The Nomad: The Diaries of Isabelle Eberhardt Symbols, Allegory and Motifs

The Nomad: The Diaries of Isabelle Eberhardt Symbols, Allegory and Motifs

Languages as a symbol for opportunity

Because of language, Isabelle Eberhardt is able to travel broadly. As long as she can find someone who speaks one of the many languages she can speak, she can go anywhere. But her opportunity is limited by gender, so language symbolizes her intelligence (because popular belief in her community is that women are stupid), and her ability to tell stories leads her to design a male character to fool people all across North Africa into believing that she was a man.

The Quran as symbol

The Quran represents itself, but in Eberhardt's relationship to God, the Quran represents the center of authority, because she knows from the duplicity in her culture that the version of religion she sees in her culture might be a deficient picture of what the Quran might really be saying. She never leaves the Quran or her Muslim faith, but she considers herself free to believe what the book tells her, without reference for the men who would bind her in their gendered, hypocritical rules.

Drugs and alcohol

Fun is symbolized by altered states of consciousness, which Eberhardt gravitates toward. She gets to experiment and party, even though it is under false pretenses about her gender.
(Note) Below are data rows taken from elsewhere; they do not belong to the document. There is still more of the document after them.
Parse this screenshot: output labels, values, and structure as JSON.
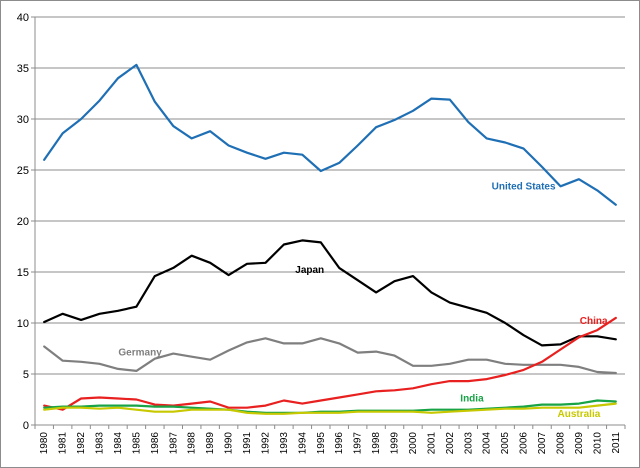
{
  "chart_data": {
    "type": "line",
    "title": "",
    "xlabel": "",
    "ylabel": "",
    "ylim": [
      0,
      40
    ],
    "y_ticks": [
      0,
      5,
      10,
      15,
      20,
      25,
      30,
      35,
      40
    ],
    "grid": "horizontal",
    "legend": "inline labels",
    "x": [
      "1980",
      "1981",
      "1982",
      "1983",
      "1984",
      "1985",
      "1986",
      "1987",
      "1988",
      "1989",
      "1990",
      "1991",
      "1992",
      "1993",
      "1994",
      "1995",
      "1996",
      "1997",
      "1998",
      "1999",
      "2000",
      "2001",
      "2002",
      "2003",
      "2004",
      "2005",
      "2006",
      "2007",
      "2008",
      "2009",
      "2010",
      "2011"
    ],
    "series": [
      {
        "name": "United States",
        "color": "#1f6fb5",
        "values": [
          26.0,
          28.6,
          30.0,
          31.8,
          34.0,
          35.3,
          31.7,
          29.3,
          28.1,
          28.8,
          27.4,
          26.7,
          26.1,
          26.7,
          26.5,
          24.9,
          25.7,
          27.4,
          29.2,
          29.9,
          30.8,
          32.0,
          31.9,
          29.7,
          28.1,
          27.7,
          27.1,
          25.3,
          23.4,
          24.1,
          23.0,
          21.6
        ]
      },
      {
        "name": "Japan",
        "color": "#000000",
        "values": [
          10.1,
          10.9,
          10.3,
          10.9,
          11.2,
          11.6,
          14.6,
          15.4,
          16.6,
          15.9,
          14.7,
          15.8,
          15.9,
          17.7,
          18.1,
          17.9,
          15.4,
          14.2,
          13.0,
          14.1,
          14.6,
          13.0,
          12.0,
          11.5,
          11.0,
          10.0,
          8.8,
          7.8,
          7.9,
          8.7,
          8.7,
          8.4
        ]
      },
      {
        "name": "Germany",
        "color": "#7f7f7f",
        "values": [
          7.7,
          6.3,
          6.2,
          6.0,
          5.5,
          5.3,
          6.5,
          7.0,
          6.7,
          6.4,
          7.3,
          8.1,
          8.5,
          8.0,
          8.0,
          8.5,
          8.0,
          7.1,
          7.2,
          6.8,
          5.8,
          5.8,
          6.0,
          6.4,
          6.4,
          6.0,
          5.9,
          5.9,
          5.9,
          5.7,
          5.2,
          5.1
        ]
      },
      {
        "name": "China",
        "color": "#e8201f",
        "values": [
          1.9,
          1.5,
          2.6,
          2.7,
          2.6,
          2.5,
          2.0,
          1.9,
          2.1,
          2.3,
          1.7,
          1.7,
          1.9,
          2.4,
          2.1,
          2.4,
          2.7,
          3.0,
          3.3,
          3.4,
          3.6,
          4.0,
          4.3,
          4.3,
          4.5,
          4.9,
          5.4,
          6.2,
          7.4,
          8.6,
          9.3,
          10.5
        ]
      },
      {
        "name": "India",
        "color": "#17a346",
        "values": [
          1.7,
          1.8,
          1.8,
          1.9,
          1.9,
          1.9,
          1.8,
          1.8,
          1.7,
          1.6,
          1.5,
          1.3,
          1.2,
          1.2,
          1.2,
          1.3,
          1.3,
          1.4,
          1.4,
          1.4,
          1.4,
          1.5,
          1.5,
          1.5,
          1.6,
          1.7,
          1.8,
          2.0,
          2.0,
          2.1,
          2.4,
          2.3
        ]
      },
      {
        "name": "Australia",
        "color": "#c8c800",
        "values": [
          1.5,
          1.7,
          1.7,
          1.6,
          1.7,
          1.5,
          1.3,
          1.3,
          1.5,
          1.5,
          1.5,
          1.2,
          1.1,
          1.1,
          1.2,
          1.2,
          1.2,
          1.3,
          1.3,
          1.3,
          1.3,
          1.2,
          1.3,
          1.4,
          1.5,
          1.6,
          1.6,
          1.7,
          1.7,
          1.7,
          1.9,
          2.1
        ]
      }
    ]
  }
}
She gets to do fun things that normal rule-following girls in her community could never dream of. There are problems with this indulgence, like the cost on the physical body of Eberhardt.

The desert as symbol

The desert is the domain of solitude. It symbolizes Eberhardt's existential solitude, because no one can tell her what to think or believe anymore. Her very travel is an indication of that, and she is a desert nomad truly. She finds herself most free by wandering, by finding life in all its flavors as she goes along. She is skilled at obtained good experiences, and the desert represents the solitude caused by that endeavor.

Sexuality and freedom

There is a clear symbolic demonstration of freedom. She shamelessly engages in sex with secret partners, letting them in on the ruse that she isn't a man. She loves the sex, and she has fun with the role confusion, so why feel bad about things? That doesn't settle squarely with her religious views, so in her experience of Islam, she would be considered an absolute heretic by some, and a true mystic by others—a prophet of freedom and shamelessness.